Est-ce accentué par le dispositif de la carte scolaire ?

Quand elle a été créée en 1963, la carte scolaire avait pour objectif de contribuer à réguler la répartition des élèves et des infrastructures sur le territoire. Elle s’est imposée dans cette gestion de masse de la population sans penser à l’incidence qu’elle aurait sur la mixité sociale. Or, la classe mixte scolaire et sociale fait réussir les élèves, en particulier ceux en difficulté. Les enfants de cadres progressent moins que s’ils n’étaient qu’entre eux mais l’écart reste très mince et cela n’hypothèque pas leur carrière. Or les résultats sont nettement inférieurs quand les élèves faibles restent entre eux. Un élève moyen dans une classe de bon niveau aura plus de chance d’avoir des projets d’avenir et de se donner des défis pour progresser. La mixité sociale, c’est aussi un signal que l’on envoie aux nouvelles générations pour lutter contre l’entre-soi choisi en l’occurrence.

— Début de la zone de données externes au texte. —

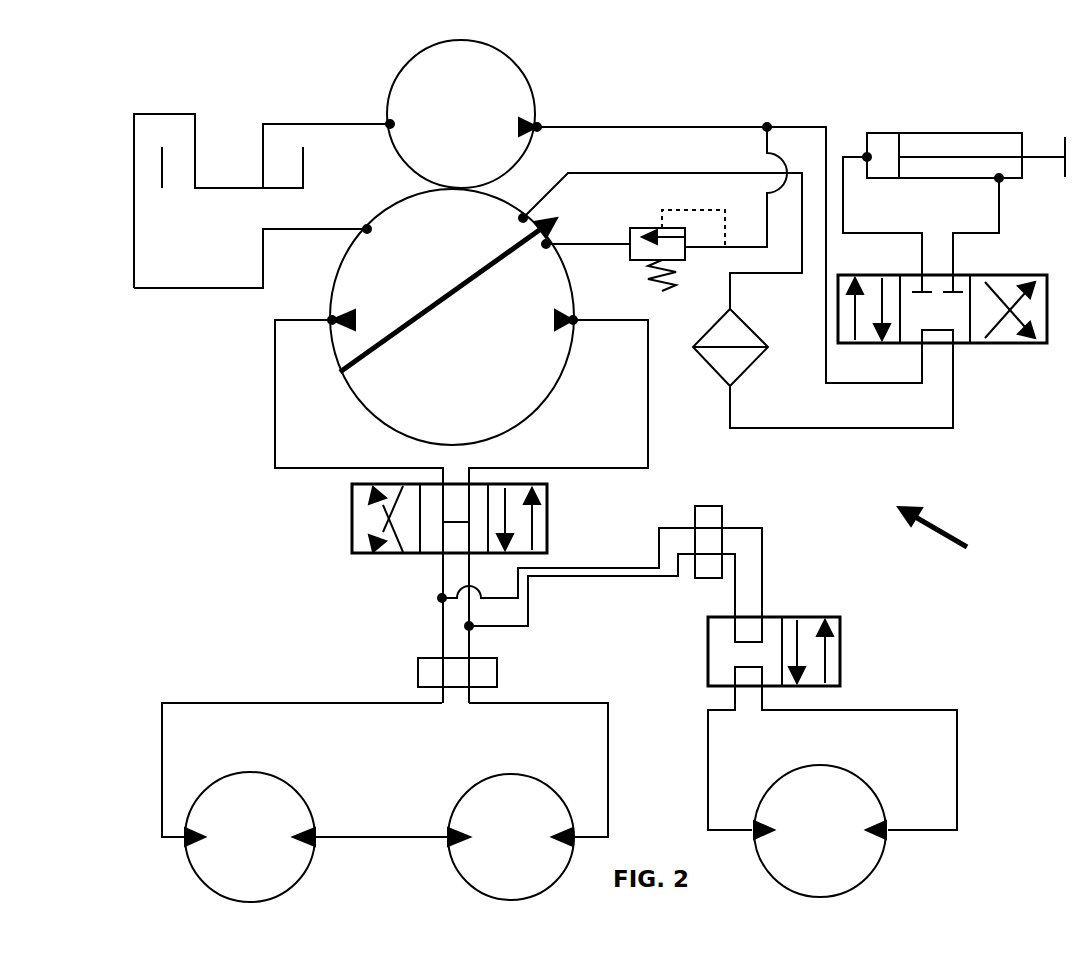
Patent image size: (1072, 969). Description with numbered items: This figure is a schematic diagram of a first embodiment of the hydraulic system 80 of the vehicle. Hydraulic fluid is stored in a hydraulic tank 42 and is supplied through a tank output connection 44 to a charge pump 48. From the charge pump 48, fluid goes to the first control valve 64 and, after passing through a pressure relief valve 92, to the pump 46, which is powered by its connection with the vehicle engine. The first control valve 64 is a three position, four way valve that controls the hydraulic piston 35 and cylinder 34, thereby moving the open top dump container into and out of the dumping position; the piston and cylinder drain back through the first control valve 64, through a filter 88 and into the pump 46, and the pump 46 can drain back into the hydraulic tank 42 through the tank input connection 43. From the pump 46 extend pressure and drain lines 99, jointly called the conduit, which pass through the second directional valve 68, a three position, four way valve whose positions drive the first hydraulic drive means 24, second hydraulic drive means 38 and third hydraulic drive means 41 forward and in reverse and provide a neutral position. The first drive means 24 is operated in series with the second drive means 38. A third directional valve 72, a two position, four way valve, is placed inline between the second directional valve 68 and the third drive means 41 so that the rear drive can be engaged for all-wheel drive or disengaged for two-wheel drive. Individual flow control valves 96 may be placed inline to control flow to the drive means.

The first hydraulic drive means 24 is at (220, 777).
The cylinder 34 is at (920, 133).
The hydraulic piston 35 is at (1040, 157).
The second hydraulic drive means 38 is at (553, 788).
The third hydraulic drive means 41 is at (762, 793).
The hydraulic tank 42 is at (227, 188).
The tank input connection 43 is at (163, 114).
The tank output connection 44 is at (293, 120).
The pump 46 is at (333, 297).
The charge pump 48 is at (413, 63).
The first control valve 64 is at (934, 275).
The second directional valve 68 is at (352, 527).
The third directional valve 72 is at (803, 617).
The hydraulic system 80 is at (945, 551).
The filter 88 is at (693, 347).
The pressure relief valve 92 is at (630, 228).
The flow control valves 96 is at (722, 518).
The pressure and drain lines 99 is at (275, 437).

Que peut faire l’école pour améliorer cette fraternité ?

L’égalité des chances ne peut plus être une abstraction. Elle doit être effective et mes enquêtes comme mes observations de terrain m’ont définitivement convaincu du fait que cette égalité doit être appréciée à l’échelle des écoles et des établissements scolaires. L’école ne peut plus être non plus un sanctuaire fermé sur le monde. Elle doit permettre aux élèves de s’inscrire dans des projets de partenariats locaux, ouvrir des perspectives, encourager la mobilité géographique, intellectuelle, pour avoir une jeunesse dotée d’une vraie ouverture d’esprit. Il y a de très belles réalisations en ce sens dans divers établissements ou écoles.